RN-Employee #11 confirmed during an interview conducted on 06/23/2021 at AAHH that the facility has the ability to do two (2) STEMI's at night. The staff call and begin to stabilize the patient. On 05/16/2021, the ED received a patch call and RN-Employee #11 notified the House Supervisor-Employee #16 that an ambulance was in route. S/he was instructed to divert the patient and to tell the ambulance that the facility could not take the patient. RN-Employee #11 could hear EMS approaching, met the ambulance, and then notified EMS of the diversion. S/he had never diverted an ambulance and then notified his/her manager.
Director-Employee #14 confirmed during an interview conducted on 06/23/2021, that the incident occurred due to a communication error. The House Supervisor should notify the Emergency Department (ED) of any incoming emergencies via helicopter. The HS did not notify the ED of the incoming emergency via helicopter. The staff involved were educated on the need for communication.
The hospital's Corrective Action included: On 5/20/2021, communication regarding EMTALA was sent to all staff; On 05/21/2021, hospital reviewed EMTALA training and policies and all providers were assigned Annual EMTALA training due by 08/23/2021. On 05/24/2021, Refresher EMTALA education assigned to ED, House Supervisor, and Cath lab staff; Staff involved were instructed during interviews the EMTALA process.
Hospital documents dated "05/20/2021 & 06/04/2021" revealed that emails were sent to all Hospital staff at the AAHH reminding staff that any patient presenting to the facility needs a medical screening exam, the campus is anything within 250 yards, and transfer through the appropriate transfer process. Manager-Employee #7 confirmed during an interview conducted on 06/23/2021, that s/he had staff sign off on email dated 05/20/2021, regarding their understanding and compliance of medical screening exams. Nine (9) out of fourteen (14) staff had signed acknowledgement.
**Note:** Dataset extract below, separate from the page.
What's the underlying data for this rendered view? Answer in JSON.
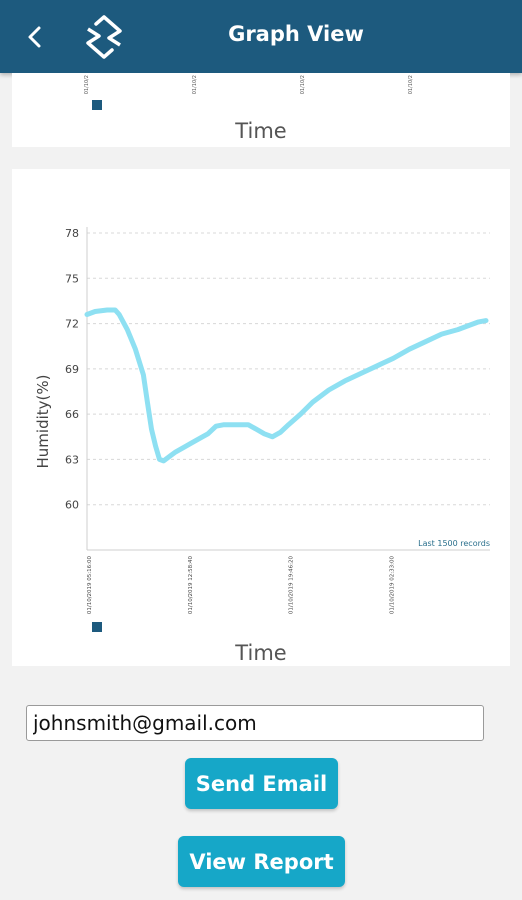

Hospital document titled "ER EMTALA - Refresher Education" revealed that the course titled, "2020 EMTALA Recording Training" was assigned to all staff at each dedicated ED with a completion deadline of 06/30/2021. As of 06/23/2021, 37 out of 92 employees had completed their EMTALA Refresher Education.
RN-Employee #10 and RN-Employee #15 reported during separate interviews conducted on 06/22/2021 at Abrazo Arrowhead Campus that EMTALA training is completed every year but they were not aware of any new training for EMTALA.
In summary, Patient #1 was taken the the ED of Abrazo Arizona Heart Hospital by EMS on 05/16/2021 with a chief complaint of chest pain and pressure radiating to the back. An employee met the ambulance outside of the ED and reported they could not take the patient and EMS transported the patient to Hospital #2. The hospital identified the EMTALA violation and initiated a corrective action plan on 05/20/2021. All ED staff at Abrazo Arizona Heart Hospital were provided with additional EMTALA training, however, only 37 out of 92 employees from Abrazo Arrowhead Campus, Abrazo Surprise Hospital, and Abrazo Peoria Emergency Center had completed the training as of 6/23/2021.